The only circa-1913 cartoons I have in any quantity come from Judge via the "Caricature" collections. Most of those cartoonists are firmly in the classic American penanink camp, showing heaps of Gibson and Flagg influence. The only cartoons I can think of that might be considered "brutish" are the faux woodcuts by "Johann Hult" (John Held) and a couple by Robert Minor, whose crayon style sticks out among all the steel nibs.
 
Hi Smurfswacker --
The "Journal of Civilization", as proudly stated on their mastheads, was Harper's Weekly. It was indeed a shadow of its former self by the 1910s.
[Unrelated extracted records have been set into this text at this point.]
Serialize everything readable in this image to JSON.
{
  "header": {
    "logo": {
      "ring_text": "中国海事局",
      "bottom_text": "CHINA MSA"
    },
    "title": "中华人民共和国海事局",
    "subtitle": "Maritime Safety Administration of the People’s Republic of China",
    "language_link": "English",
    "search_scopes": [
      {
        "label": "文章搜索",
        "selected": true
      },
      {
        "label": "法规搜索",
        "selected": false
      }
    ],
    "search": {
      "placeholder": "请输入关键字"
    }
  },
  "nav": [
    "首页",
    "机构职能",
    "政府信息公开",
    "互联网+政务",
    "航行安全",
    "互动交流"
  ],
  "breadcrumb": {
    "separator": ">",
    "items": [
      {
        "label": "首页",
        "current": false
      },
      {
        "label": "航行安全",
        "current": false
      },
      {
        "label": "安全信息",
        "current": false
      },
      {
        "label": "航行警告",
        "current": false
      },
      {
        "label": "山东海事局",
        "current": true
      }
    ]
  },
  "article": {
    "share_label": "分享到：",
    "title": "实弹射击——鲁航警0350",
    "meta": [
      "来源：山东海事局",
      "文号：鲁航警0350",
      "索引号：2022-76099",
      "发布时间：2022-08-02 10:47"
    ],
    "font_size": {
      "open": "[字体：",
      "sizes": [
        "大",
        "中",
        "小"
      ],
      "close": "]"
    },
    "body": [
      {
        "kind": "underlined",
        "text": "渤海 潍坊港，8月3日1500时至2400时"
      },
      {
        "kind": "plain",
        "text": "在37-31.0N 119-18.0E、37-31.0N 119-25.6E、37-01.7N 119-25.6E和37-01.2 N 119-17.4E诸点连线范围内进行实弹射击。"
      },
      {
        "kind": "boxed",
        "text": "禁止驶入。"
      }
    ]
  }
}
The issues of 1913 are all digitized, so you can decide for yourself:

https://babel.hathitrust.org/cgi/pt?id=mdp.39015033848139&view=image&seq=2

Most of the highly negative (and often badly written) pieces for What The Cartoonists Are Doing are reprinted from newspapers (as credited at the end of each article), so presumably Cartoons threw them in more to take up space than as a seriously considered editorial decision. The magazine always suffered, IMHO, from a very weak editorial hand. I think job one with Cartoons was to fill that enormous page count of theirs every month, and editorial direction was a secondary consideration.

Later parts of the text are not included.